O primeiro marido da minha trisavó era epiléptico. Quando tinha ataques metiam-lhe rolhas de cortiça na boca para não morder a língua. Por vezes uma rolha estava suja de vinho, normalmente tinto, mas ninguém parecia reparar, muito menos ele, que naquele estado não estava em condições de se pôr a saborear rolhas.

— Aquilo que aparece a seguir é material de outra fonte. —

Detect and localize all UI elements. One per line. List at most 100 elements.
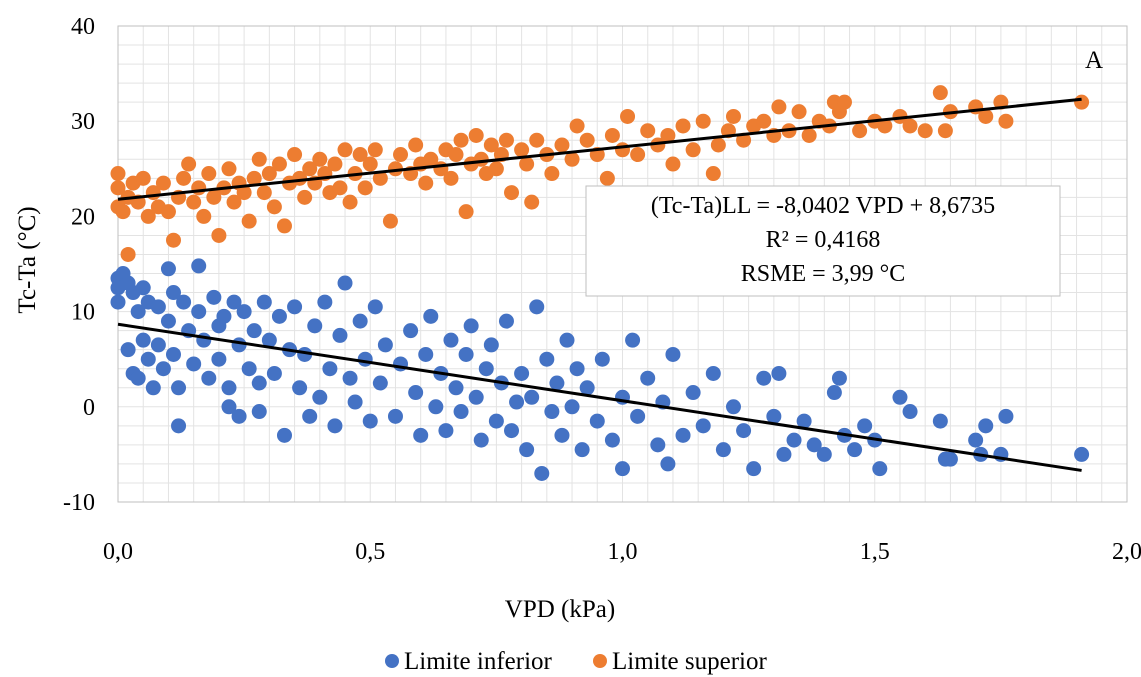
data-point-limite-superior	[458, 204, 474, 220]
data-point-limite-inferior	[160, 313, 176, 329]
data-point-limite-inferior	[256, 294, 272, 310]
data-point-limite-superior	[302, 161, 318, 177]
data-point-limite-superior	[372, 170, 388, 186]
legend-marker-limite-inferior	[385, 654, 399, 668]
data-point-limite-superior	[115, 204, 131, 220]
data-point-limite-inferior	[1074, 446, 1090, 462]
data-point-limite-inferior	[191, 258, 207, 274]
grid-lines	[117, 25, 1128, 503]
data-point-limite-inferior	[872, 461, 888, 477]
data-point-limite-superior	[725, 108, 741, 124]
data-point-limite-superior	[140, 208, 156, 224]
data-point-limite-superior	[120, 246, 136, 262]
data-point-limite-superior	[453, 132, 469, 148]
data-point-limite-inferior	[362, 413, 378, 429]
data-point-limite-superior	[917, 123, 933, 139]
data-point-limite-superior	[579, 132, 595, 148]
data-point-limite-superior	[448, 147, 464, 163]
data-point-limite-inferior	[327, 418, 343, 434]
data-point-limite-superior	[468, 127, 484, 143]
data-point-limite-inferior	[261, 332, 277, 348]
data-point-limite-inferior	[665, 346, 681, 362]
data-point-limite-superior	[736, 132, 752, 148]
data-point-limite-superior	[155, 175, 171, 191]
data-point-limite-inferior	[231, 408, 247, 424]
data-point-limite-inferior	[251, 375, 267, 391]
data-point-limite-superior	[488, 161, 504, 177]
data-point-limite-superior	[160, 204, 176, 220]
data-point-limite-inferior	[625, 332, 641, 348]
legend: Limite inferior Limite superior	[385, 648, 767, 675]
data-point-limite-inferior	[756, 370, 772, 386]
data-point-limite-inferior	[292, 380, 308, 396]
data-point-limite-inferior	[276, 427, 292, 443]
rsme-line: RSME = 3,99 °C	[741, 261, 906, 287]
data-point-limite-inferior	[675, 427, 691, 443]
x-tick-label: 0,5	[355, 539, 385, 565]
data-point-limite-superior	[771, 99, 787, 115]
data-point-limite-inferior	[736, 423, 752, 439]
plot-area-border	[117, 25, 1128, 503]
x-tick-label: 2,0	[1112, 539, 1141, 565]
data-point-limite-inferior	[403, 323, 419, 339]
data-point-limite-inferior	[176, 294, 192, 310]
data-point-limite-inferior	[206, 289, 222, 305]
data-point-limite-inferior	[514, 365, 530, 381]
data-point-limite-inferior	[776, 446, 792, 462]
data-point-limite-inferior	[826, 385, 842, 401]
data-point-limite-superior	[443, 170, 459, 186]
data-point-limite-inferior	[539, 351, 555, 367]
data-point-limite-inferior	[332, 327, 348, 343]
data-point-limite-inferior	[418, 346, 434, 362]
data-point-limite-inferior	[857, 418, 873, 434]
data-point-limite-superior	[312, 151, 328, 167]
y-tick-label: 30	[71, 109, 95, 135]
data-point-limite-superior	[554, 137, 570, 153]
data-point-limite-superior	[382, 213, 398, 229]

Viviam em Cascais, na Rua Direita, por cima de uma charcutaria, propriedade dos pais dele. Era muito desequilibrado, o meu prototrisavô. Estava proibido de comer ananás, fruto que apreciava muito e que lhe provocava estados de loucura extática. Houve um dia em que não resistiu à chamada, comeu o fruto e endoidou. Meteu-se a brincar com uma caçadeira e feriu-se de morte.

A minha trisavó casou-se de novo, possibilitando o meu nascimento, um daqueles acasos, tal como o é o nascimento de qualquer pessoa. Não se casou grávida do louco, o que poderia introduzir um condimento apetitoso nesta história, se bem que teremos mais tarde a dose certa de filhos ilegítimos e prole abundante.

Portanto a minha relação com aquela falhada família primordial parecia ter ficado por aqui. De certa forma ficou. Mas andam por aí descendências que frutificaram por outros ramos da árvore e não consigo evitar interessar-me. Atrai-me aquela família que simboliza a minha negação teórica. Ou, no inverso, talvez porque a minha vida foi paga com a morte acidental de um palerma.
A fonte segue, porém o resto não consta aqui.